When oh bretheren,will you hearken????



-Susanna

God help us all to hear your voice...this is my only plea....


It encouraged me so much when I read in article by Br.Zac Poonen that God even used a donkey to fulfill His ministry.It gives me hope that even if I have committed a mistake a thousand time,if I repent,The Lord is willing to lift me up and take me higher..Oh,help me Jesus.

This poem I wrote describes my feelings..

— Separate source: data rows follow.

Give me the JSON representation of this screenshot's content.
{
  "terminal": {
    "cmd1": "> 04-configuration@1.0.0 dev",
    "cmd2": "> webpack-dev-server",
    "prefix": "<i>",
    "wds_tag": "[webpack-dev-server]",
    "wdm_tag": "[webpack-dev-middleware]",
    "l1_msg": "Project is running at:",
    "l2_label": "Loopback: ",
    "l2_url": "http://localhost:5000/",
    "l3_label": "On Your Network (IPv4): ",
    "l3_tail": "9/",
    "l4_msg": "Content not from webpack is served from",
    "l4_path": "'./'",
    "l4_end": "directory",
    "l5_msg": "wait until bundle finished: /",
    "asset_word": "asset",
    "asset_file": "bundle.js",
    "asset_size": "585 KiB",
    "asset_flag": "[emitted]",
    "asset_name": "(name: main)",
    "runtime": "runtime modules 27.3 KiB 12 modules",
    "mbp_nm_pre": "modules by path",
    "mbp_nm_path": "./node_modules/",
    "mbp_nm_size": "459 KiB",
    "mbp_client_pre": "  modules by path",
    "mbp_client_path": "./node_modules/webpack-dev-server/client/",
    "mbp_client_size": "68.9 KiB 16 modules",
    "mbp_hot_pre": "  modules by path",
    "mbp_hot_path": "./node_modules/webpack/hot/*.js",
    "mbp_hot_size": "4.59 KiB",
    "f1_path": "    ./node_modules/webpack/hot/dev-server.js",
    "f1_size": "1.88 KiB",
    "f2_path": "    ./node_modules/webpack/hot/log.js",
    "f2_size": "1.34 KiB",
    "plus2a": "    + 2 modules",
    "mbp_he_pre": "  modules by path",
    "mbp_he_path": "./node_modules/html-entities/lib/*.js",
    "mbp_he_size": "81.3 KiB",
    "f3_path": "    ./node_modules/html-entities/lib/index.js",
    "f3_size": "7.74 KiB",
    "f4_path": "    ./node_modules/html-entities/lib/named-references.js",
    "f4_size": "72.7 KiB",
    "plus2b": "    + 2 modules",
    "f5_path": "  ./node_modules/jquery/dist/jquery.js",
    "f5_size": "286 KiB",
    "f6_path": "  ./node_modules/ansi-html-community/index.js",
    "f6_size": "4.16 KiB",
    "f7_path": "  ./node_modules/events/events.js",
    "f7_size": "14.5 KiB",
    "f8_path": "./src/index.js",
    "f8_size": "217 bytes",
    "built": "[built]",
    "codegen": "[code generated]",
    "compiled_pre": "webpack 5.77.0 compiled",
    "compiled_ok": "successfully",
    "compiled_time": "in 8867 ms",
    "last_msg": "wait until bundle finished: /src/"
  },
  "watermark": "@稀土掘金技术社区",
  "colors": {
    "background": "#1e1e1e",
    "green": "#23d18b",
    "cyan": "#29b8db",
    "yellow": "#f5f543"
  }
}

I walked hard,I walked straight,
Indeed Christian life's a race.
I thought I was fine,
But mine was a strange case.
Why did it always end in a maze?
After the struggle I was left in a daze.
Can you guess just how I might end this phrase?
There was One needed to calm that was ablaze.
Jesus now walks with me in my race.
Now there's no more daze,no maze,no blaze.
People might think my mind's a bit craze.
But I have my Jesus and that's the end of this phrase..

-Susanna
For further information about Br.Zac Poonen
Contact:
Christian Fellowship Church,
Bangalore, India

I was feeling very low last night....was crying out to God about my repeated spiritual failures and stupid choices that I make impulsively and hurt others in the process...So all my sadness I vent out into this poem I wrote....The Lord really heard m cry and comforted me in a way I have never experienced before....Love u Jesus........

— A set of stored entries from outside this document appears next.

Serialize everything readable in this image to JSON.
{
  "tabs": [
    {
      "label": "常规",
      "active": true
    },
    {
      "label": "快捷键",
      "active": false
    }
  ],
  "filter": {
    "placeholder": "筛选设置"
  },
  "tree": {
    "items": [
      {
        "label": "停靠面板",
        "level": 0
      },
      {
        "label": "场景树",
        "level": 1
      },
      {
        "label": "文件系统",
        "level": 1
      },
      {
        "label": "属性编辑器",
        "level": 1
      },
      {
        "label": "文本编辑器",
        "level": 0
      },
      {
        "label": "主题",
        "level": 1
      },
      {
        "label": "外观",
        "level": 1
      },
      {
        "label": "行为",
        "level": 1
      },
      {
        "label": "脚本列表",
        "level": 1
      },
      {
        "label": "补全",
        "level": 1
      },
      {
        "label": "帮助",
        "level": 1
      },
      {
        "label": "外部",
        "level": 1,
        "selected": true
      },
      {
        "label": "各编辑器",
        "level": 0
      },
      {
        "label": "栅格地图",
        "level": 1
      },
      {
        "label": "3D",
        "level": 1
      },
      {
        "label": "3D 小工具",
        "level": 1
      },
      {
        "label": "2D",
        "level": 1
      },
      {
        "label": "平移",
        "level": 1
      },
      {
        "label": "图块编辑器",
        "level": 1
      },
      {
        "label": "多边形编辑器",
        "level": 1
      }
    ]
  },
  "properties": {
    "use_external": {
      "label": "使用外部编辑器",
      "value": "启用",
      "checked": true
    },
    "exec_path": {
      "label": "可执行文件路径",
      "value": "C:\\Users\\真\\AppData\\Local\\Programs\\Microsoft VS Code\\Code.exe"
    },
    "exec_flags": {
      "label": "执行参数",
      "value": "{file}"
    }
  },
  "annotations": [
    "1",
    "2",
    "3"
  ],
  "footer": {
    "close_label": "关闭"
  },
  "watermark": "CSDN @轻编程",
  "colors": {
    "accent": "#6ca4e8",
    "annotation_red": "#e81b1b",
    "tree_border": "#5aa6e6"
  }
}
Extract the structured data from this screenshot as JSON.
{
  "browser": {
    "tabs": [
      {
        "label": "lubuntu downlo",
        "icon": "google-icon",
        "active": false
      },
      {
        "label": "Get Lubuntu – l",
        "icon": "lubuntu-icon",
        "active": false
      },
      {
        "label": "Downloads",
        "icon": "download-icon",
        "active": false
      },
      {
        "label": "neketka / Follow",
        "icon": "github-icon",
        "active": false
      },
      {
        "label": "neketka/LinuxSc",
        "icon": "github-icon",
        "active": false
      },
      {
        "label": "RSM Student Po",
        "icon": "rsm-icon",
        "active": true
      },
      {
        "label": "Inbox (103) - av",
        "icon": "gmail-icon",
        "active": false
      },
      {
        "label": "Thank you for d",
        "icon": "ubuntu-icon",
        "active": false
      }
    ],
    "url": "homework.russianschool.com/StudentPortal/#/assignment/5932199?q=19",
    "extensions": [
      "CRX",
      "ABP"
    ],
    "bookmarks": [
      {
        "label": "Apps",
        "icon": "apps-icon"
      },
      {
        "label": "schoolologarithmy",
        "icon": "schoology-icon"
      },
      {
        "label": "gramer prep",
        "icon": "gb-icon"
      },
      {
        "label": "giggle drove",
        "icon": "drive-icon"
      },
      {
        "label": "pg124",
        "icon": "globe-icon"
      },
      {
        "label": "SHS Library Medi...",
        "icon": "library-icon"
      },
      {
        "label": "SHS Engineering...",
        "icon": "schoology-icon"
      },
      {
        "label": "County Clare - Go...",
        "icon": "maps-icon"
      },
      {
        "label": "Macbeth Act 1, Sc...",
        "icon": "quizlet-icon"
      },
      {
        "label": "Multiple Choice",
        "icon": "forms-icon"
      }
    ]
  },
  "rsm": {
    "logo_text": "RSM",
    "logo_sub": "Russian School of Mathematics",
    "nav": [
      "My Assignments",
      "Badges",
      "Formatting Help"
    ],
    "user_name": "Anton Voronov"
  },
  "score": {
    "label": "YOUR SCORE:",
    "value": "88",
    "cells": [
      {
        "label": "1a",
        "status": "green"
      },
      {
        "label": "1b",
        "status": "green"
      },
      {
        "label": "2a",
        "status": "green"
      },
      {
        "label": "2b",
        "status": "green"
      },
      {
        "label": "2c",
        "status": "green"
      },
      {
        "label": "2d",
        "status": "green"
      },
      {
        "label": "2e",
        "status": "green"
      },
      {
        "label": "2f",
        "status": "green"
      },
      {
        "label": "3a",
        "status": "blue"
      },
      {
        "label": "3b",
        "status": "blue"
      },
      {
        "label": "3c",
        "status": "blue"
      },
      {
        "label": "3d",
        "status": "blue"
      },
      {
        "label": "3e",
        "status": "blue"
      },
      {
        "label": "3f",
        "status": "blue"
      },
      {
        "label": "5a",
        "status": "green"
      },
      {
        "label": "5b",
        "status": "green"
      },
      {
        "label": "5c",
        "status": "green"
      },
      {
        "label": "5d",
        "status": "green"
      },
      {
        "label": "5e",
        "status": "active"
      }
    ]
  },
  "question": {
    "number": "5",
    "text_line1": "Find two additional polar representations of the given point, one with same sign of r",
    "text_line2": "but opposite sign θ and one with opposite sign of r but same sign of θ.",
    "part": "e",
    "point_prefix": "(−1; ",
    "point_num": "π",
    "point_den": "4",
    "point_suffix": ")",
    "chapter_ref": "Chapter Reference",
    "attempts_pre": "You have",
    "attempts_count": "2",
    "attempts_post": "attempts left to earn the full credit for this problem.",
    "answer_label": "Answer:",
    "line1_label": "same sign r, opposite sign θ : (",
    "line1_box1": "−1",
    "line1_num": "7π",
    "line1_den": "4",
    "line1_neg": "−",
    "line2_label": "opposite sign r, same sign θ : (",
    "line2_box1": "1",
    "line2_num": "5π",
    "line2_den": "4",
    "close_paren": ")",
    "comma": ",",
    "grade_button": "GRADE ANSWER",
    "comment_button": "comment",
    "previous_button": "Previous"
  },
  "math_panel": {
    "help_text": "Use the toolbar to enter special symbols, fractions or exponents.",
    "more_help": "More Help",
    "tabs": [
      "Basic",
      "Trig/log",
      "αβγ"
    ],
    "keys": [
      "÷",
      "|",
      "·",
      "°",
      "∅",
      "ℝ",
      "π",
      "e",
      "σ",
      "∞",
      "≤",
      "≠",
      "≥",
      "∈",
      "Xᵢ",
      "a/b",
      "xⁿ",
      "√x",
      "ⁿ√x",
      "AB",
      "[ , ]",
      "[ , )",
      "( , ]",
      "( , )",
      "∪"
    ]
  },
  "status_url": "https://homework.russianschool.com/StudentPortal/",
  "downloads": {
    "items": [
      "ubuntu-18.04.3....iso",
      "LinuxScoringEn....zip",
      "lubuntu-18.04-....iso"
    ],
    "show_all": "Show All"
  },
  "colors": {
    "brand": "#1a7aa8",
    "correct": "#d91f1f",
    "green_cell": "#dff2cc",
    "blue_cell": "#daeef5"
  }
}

My life goes like the mountain
Up and down,more of down like the fountain
Hitting rock bottom much too often
Deject's me,my heart it does sadden
Always expecting something to happen,
When something else always does dampen
Leaving me to my tears to lighten
Oh,weary I am to even think of the more heartaches to happen.
But the Lord is still looking and waitin..
Holding the end of the rope of my life,His hands never achin'
He let the rope a lil' slack,my freedom not curbin'
With each heartbreak tellin' that I'll be needin'
My precious Jesus even when life'll be endin'....

-Susanna

This is the story of my life..Praise Jesus for He loves me so....I know that I CANNOT do ANYTHING WITHOUT HIM....Oh,Lord Jesus please become my everything....Amen

The New year certainly began with a bang...It was different sort of bang for our family though..
A miracle happened on the 1st of Jan, the whole roof of our bathroom just fell down...smashing the westeren toilet seat into pieces....It would have been instant death had anyone been there...My sister was just about to enter but was distracted for 5 mins..Praise God..He is so faithful..protecting us n keeping us...Whatever the devil tries He CANNOT SHAKE OUR FAITH....The Lord is indeed showing us through all of this that in this year He is going to be our Protector from the snares of the wicked one and our Provider for all our needs..Amen

Bible:
I waited patiently for the LORD;
And He inclined to me and heard my cry.
He brought me up out of the pit of destruction, out of the miry clay,
And He set my feet upon a rock
making my footsteps firm.

He put a new song in my mouth,
a song of praise to our God;
Many will see and fear

And will trust in the LORD.

How blessed is the man who has
made the LORD his trust,
And has not turned to the proud,
nor to those who lapse into falsehood.